# Binary Numbers – Subtracting Using 2’s Complement

binary

Is it usually to not have a carry in the two's complement method for subtracting two binary numbers when we subtract a large number from small one ?

Carry behaves as if all numbers are unsigned. Just subtract as you were taught in school, i.e. going from right to left with 'borrow':

`````` 4 = 0100
7 = 0111
---- -
1101 with a borrow remaining

7 = 0111
4 = 0100
---- -
0011 with no borrow remaining
``````

Whenever a borrow remains, a binary adder-subtractor will set carry out.

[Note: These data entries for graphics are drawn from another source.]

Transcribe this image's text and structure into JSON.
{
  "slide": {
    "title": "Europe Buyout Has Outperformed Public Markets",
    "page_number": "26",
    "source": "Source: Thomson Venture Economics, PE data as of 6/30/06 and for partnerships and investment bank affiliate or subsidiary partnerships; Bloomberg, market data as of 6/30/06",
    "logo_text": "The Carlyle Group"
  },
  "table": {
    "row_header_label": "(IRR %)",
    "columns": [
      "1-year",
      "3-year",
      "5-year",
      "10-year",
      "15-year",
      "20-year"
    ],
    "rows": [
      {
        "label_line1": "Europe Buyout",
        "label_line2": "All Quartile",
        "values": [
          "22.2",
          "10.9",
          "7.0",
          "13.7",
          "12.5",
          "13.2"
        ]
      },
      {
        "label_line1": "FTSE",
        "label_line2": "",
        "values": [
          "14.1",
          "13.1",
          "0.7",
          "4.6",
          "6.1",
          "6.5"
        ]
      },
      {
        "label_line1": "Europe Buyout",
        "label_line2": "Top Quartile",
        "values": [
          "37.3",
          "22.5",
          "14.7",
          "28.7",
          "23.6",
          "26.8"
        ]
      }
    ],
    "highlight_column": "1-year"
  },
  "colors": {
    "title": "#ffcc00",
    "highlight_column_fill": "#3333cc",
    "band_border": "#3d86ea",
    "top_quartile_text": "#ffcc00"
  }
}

It is fairly obvious this will happen if and only if the first operand is less than the second. So far for positive numbers.

So what about negative numbers? As I already pointed out, carry behaves as if all numbers are unsigned. For a negative number, you first need to look up which unsigned number has the same binary representation as the negative number. For example, `-3` is represented by `1101` in (4-bit) two's complement. `1101` represents `13` when considered an unsigned number. That means:

• (-3) - 4 gives no carry, even though the first operand is smallest
• 4 - (-3) gives carry, even though the first operand is greatest

In binary:

``````-3 = 1101
4 = 0100
---- -
1001 with no borrow remaining

4 = 0100
-3 = 1101
---- -
0111 with a borrow remaining
``````

In general, the unsigned equivalent of a negative number in two's complement is always greater than the unsigned equivalent of a positive number in two's complement. So as far as carry is concerned, a negative number is always greater than a positive number. If you keep that in mind, then the answer to your question should be: yes.